①有世代固定的俸禄,却无职务的旗本;有职务的话,可另领津贴。所谓旗本,是幕府将军直属的家臣。

“也许对方求之不得呢。”

老房东用耳背的人特有的大嗓门如此说,太一郎听得提心吊胆。他从二楼南侧窗口悄悄侧身打量,隔着贫瘠树林,长坂大人的宅邸鸦雀无声,没有任何动静。当望见宅邸屋顶那些需要修缮的凌乱瓦片时,太一郎暗忖,老人说的应该没错。

如果此地开了料理铺,西邻紧凑并排的那些小商铺也多少能得到好处,因此众人都笑脸可亲地观望着跟在老房东身后环视铺子四周、进进出出的太一郎和七兵卫,这点令太一郎觉得宽心。尽管其中有人时而交头接耳,也有人皱眉摇头,不过这种小事也是没办法的吧。

太一郎和七兵卫看过铺子后,暂且不急着回复,第二天太一郎再带多惠来看铺子。多惠用她那双滴溜溜转的眼睛里外查看,最后背向小名木川,双手叉腰笔直站着,仰望铺子说:“这铺子简直像一艘船,跟野鸭和鸬鹚一样孤零零地浮在河上。”

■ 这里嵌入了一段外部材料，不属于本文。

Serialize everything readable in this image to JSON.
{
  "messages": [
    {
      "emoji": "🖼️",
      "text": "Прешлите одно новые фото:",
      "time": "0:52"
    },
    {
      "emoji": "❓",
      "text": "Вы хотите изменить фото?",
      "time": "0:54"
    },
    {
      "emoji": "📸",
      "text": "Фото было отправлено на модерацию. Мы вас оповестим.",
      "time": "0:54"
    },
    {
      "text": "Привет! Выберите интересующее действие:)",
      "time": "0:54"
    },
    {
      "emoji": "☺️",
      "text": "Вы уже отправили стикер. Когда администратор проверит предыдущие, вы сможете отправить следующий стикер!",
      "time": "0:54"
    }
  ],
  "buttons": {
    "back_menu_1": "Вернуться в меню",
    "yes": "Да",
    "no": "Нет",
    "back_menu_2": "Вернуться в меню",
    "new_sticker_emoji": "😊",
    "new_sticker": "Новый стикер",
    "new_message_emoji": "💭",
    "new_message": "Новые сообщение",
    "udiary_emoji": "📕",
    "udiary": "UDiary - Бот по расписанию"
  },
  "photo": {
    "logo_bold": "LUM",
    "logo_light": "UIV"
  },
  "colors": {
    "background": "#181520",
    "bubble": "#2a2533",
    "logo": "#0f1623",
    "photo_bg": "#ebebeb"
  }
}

这句话令太一郎决定租下这家铺子。是啊,就像一艘船。不是很合适吗?正是往后将载着我们一家人往前行驶的船。铺子名字就叫船屋不是很好吗?

是的,船屋。这名字仿佛早就取好一样,不是很恰当吗?

——船屋。

阿铃在被褥里翻个身。是的,这儿是船屋,是我们的新家,也是新铺子,七兵卫爷爷和阿先大妈都不在这儿。阿爸和阿母自从搬家以来每天忙着铺子的事,天还没亮就开始工作,夜深了还在灯火旁凑着头商讨,一直忙着准备开铺子的事。

结果我却病倒了。

到今天已经是第五天了,高烧还是不退。阿铃只能喝水,整个人瘦了一圈,整日昏睡。阿母哭丧着脸来看护病人,但是现在是铺子的关键时刻,她也不能成天陪在自己身边。阿先大妈也时常过来探病,七兵卫爷爷每天跟医生来一次,每当医生皱眉摇头,爷爷也跟着摇头,垂下他那蓬乱的眉毛。

——原来我真的快死了啊。

町医生总是避着阿铃讨论她的病情。

他说:“退烧之前,就看这孩子的身体能不能撑得过去,输了就会死,赢了就活得下去。毕竟连我也判断不出到底是什么病。虽然很可怜,但目前也只能让她睡暖和一点,让她多喝水,再观察看看……”

阿母一直陪在阿铃身边,但今天阿母身子也不舒服。阿母很担心自己,只是身体撑不住。

对不起。

阿铃很伤心,昏沉沉地流着泪时,突然有人伸出手,抓起从阿铃额上滑落的手巾为阿铃擦眼泪。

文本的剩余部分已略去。